A survey carried out by Archer Consulting points out that until December 31, 17.25 million tons of sugar had an export price fixed for shipments from April 2021 to March 2022. One year ago, the volume of the next harvest with a negotiated value was less than half, 6.8 million tons. Price is set by the mills in the sugar and foreign-exchange futures market through trading companies, not with final buyers.

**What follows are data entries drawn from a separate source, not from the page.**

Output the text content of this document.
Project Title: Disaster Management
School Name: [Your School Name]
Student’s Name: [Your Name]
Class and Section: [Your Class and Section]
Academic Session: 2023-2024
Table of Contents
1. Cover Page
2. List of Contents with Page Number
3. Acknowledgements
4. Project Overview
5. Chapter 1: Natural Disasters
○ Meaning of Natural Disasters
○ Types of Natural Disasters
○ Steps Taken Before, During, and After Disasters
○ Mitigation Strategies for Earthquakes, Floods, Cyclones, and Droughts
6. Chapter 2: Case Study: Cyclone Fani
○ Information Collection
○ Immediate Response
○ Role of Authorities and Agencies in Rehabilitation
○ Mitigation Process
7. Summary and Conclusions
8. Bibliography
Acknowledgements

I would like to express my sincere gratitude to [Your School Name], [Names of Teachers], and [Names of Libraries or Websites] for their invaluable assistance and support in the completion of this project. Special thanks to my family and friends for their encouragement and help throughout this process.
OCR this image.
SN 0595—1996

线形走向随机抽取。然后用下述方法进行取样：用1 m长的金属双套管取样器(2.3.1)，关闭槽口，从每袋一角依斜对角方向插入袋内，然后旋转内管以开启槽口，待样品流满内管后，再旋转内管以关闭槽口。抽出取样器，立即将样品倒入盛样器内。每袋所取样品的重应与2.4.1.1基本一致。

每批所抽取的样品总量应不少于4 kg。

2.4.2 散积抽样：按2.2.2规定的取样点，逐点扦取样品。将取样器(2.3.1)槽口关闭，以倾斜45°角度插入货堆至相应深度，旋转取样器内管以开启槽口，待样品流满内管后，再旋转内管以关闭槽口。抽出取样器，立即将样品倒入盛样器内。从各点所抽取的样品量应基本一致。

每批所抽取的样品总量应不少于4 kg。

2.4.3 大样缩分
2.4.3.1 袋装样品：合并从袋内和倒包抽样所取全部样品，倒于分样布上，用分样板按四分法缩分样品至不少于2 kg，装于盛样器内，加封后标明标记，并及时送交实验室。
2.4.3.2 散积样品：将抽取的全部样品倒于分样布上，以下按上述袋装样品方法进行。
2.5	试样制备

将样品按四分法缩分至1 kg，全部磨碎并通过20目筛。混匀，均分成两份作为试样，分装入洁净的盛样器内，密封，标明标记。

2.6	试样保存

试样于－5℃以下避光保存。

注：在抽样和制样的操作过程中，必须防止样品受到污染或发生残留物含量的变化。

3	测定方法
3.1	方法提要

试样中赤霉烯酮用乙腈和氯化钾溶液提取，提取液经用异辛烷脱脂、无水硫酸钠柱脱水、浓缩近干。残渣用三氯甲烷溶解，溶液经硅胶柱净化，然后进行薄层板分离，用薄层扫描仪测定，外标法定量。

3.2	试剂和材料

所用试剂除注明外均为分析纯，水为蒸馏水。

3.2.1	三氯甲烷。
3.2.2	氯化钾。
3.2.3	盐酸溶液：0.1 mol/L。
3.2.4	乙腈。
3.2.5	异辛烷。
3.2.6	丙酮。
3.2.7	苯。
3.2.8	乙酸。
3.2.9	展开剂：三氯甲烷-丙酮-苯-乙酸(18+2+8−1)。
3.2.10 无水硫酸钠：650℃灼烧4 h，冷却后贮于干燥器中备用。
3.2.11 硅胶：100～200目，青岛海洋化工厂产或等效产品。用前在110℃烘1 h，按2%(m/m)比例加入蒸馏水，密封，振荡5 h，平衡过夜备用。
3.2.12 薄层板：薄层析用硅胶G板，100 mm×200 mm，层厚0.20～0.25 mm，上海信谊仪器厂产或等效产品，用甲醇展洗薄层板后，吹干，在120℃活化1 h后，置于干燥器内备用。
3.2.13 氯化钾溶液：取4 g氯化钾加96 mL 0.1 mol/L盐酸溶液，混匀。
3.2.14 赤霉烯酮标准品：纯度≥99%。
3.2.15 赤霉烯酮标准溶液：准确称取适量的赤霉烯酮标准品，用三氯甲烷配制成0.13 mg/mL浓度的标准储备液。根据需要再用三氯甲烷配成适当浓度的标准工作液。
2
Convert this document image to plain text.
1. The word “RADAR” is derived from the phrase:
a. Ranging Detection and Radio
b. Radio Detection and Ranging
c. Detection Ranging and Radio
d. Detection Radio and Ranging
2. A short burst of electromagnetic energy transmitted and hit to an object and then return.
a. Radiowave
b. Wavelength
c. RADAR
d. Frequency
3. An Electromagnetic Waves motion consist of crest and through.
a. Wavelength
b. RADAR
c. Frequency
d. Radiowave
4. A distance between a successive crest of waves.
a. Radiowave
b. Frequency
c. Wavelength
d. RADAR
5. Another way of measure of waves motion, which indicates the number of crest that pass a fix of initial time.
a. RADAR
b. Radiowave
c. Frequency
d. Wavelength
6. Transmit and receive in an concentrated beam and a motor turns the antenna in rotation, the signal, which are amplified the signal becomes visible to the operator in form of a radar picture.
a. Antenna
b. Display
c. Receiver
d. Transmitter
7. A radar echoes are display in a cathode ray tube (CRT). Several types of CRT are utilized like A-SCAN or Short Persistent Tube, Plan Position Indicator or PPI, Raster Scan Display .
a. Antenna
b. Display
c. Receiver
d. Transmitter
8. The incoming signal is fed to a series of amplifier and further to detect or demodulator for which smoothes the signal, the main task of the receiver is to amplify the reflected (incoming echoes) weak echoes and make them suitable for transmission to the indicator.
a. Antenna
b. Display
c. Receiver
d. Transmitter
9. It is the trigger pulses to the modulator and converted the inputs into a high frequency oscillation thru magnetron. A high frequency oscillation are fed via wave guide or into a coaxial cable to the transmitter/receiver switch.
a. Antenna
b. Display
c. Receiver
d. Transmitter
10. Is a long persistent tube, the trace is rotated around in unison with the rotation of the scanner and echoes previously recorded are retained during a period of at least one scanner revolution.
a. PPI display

Considering the consulting firm’s export estimate for 2020/21, Brazil has already negotiated 69% of next season’s shipments, while a year ago the volume fixed in advance represented 35% – within the average of previous harvests. The share of exports that are already guaranteed for the next harvest is the largest in the history of the consulting firm, which began in 2012/13. In turn, the English trading company Czarnikow estimates that the volume of sugar with a defined price for the next harvest is even higher, between 20 million and 21.5 million tons, which corresponds to 75% to 80% of its export estimate. These volumes are close to total shipment levels from Brazil in recent periods. In the 2019/20 harvest, for example, the country exported 19 million tons. In the calendar year 2020, sugar sales until November reached US$ 7.9 billion, which corresponded to 4% of all Brazilian shipments in the year. In 2019, the share was just 2%. And the only reason the pace of sugar commitment for export for 2021/22 is not stronger is that many mills have been holding back operations to see if the summer rains help to recover the damage that the drought caused to the cane fields last year.
According to an executive at a foreign-owned company, it will be necessary to wait until March or April to see whether the rains have normalized and the productive potential of the sugar cane can be recovered. Also, he says, this rebalancing of crops can mitigate the effects that contribute to rising prices.